Soak the bread till it is soft throughout, but not dissolved. Cover the oysters in the bottom of the dish, with some slices of the soaked bread, (drained from the liquor,) and lay upon the bread a few small bits of nice fresh butter. Then put in another layer of seasoned oysters; then another layer of soaked bread with bits of butter dispersed upon it. Repeat this with more layers of oysters, soaked bread, and bits of butter, till the dish is full, finishing with a close layer of bread on the top. Set this into a hot oven, and bake it, a short time only, or till it is well browned on the surface. Oysters require but little cooking, and this bread has had one baking already. The liquid that is about the bread is sufficient. It requires no more.

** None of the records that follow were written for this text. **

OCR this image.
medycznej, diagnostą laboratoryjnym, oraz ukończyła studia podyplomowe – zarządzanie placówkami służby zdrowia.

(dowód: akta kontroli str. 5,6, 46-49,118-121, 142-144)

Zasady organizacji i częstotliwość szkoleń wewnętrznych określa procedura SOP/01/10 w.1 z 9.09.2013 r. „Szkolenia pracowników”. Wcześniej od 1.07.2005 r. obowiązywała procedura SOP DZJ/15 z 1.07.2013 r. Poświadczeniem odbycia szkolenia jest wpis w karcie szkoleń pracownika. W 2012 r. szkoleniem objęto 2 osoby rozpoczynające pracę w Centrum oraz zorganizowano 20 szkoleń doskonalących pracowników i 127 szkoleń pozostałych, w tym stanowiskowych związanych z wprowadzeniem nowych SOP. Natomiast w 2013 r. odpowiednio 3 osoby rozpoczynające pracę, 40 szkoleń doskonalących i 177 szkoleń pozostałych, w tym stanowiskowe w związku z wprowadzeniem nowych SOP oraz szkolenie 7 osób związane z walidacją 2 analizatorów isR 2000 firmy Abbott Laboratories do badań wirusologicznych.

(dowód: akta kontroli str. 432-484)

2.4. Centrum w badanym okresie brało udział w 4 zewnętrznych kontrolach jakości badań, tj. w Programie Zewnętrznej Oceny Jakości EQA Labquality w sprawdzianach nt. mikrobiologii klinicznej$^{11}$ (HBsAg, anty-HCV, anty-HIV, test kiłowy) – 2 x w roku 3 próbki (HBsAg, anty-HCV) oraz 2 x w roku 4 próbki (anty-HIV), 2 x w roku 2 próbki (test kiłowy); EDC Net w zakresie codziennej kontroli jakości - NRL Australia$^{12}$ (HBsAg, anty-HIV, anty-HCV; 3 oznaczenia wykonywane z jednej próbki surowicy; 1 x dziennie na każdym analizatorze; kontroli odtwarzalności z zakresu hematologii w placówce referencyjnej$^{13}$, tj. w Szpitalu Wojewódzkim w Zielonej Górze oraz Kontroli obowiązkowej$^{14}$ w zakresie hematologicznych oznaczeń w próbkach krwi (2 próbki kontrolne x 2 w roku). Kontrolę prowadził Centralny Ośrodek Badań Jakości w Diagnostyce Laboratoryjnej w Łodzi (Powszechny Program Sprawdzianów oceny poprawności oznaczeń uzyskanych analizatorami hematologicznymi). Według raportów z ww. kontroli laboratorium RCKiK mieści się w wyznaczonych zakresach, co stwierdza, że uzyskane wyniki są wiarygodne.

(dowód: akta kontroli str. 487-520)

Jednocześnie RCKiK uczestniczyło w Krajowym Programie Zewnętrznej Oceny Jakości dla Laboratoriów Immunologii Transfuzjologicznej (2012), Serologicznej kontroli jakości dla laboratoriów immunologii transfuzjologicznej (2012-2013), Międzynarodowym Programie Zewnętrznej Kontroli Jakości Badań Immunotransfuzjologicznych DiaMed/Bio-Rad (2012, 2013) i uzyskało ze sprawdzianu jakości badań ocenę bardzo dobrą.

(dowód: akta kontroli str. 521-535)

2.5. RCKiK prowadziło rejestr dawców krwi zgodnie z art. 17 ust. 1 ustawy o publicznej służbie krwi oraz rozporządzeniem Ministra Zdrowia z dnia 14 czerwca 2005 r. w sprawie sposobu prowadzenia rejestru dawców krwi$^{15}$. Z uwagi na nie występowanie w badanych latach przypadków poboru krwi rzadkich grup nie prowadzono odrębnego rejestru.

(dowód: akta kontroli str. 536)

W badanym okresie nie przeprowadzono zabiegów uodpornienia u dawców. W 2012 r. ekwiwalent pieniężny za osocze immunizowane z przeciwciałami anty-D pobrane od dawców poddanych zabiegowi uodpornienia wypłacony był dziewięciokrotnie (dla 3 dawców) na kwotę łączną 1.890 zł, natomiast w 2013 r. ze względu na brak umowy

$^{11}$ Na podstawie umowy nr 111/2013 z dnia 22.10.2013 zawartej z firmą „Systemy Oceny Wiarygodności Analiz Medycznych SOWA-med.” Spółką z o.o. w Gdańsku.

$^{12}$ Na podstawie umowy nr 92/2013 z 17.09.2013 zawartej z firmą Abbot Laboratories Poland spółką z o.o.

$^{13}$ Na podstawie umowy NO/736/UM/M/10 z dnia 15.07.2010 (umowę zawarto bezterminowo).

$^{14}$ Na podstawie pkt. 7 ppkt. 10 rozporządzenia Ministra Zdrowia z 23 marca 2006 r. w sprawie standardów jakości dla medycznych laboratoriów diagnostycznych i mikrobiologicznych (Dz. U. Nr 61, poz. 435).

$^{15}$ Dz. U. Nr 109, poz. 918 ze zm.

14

Scolloped oysters may be cooked in large, clean, clam-shells and served up on great dishes.

PICKLED OYSTERS.—

Take a hundred fine large oysters—set them over the fire in their own liquor—add two ounces of nice fresh butter, and simmer them slowly for ten minutes; skimming them well. If they boil fast and long, they will become hard and shrivelled. Take them off the fire and strain from them their liquor; spread the oysters out on large dishes, and place them in the air to cool fast, or lay them in a broad pan of cold water. This renders them firm. Strain the liquor, and then mix with it an equal quantity of the best and purest clear cider-vinegar. Season (if the oysters are fresh,) with a small tea-spoonful of salt, two dozen whole pepper-corns, and a table-spoonful of powdered mace and nutmeg, mixed. Let the liquor boil till it is reduced to little more than enough to cover the oysters well. Put the oysters into a tureen, or a broad stone jar. Pour the hot liquor over them, and let them grow quite cold before they are eaten. You may give them a fine tinge of pale pink color by adding to the liquor (while boiling,) a little prepared cochineal.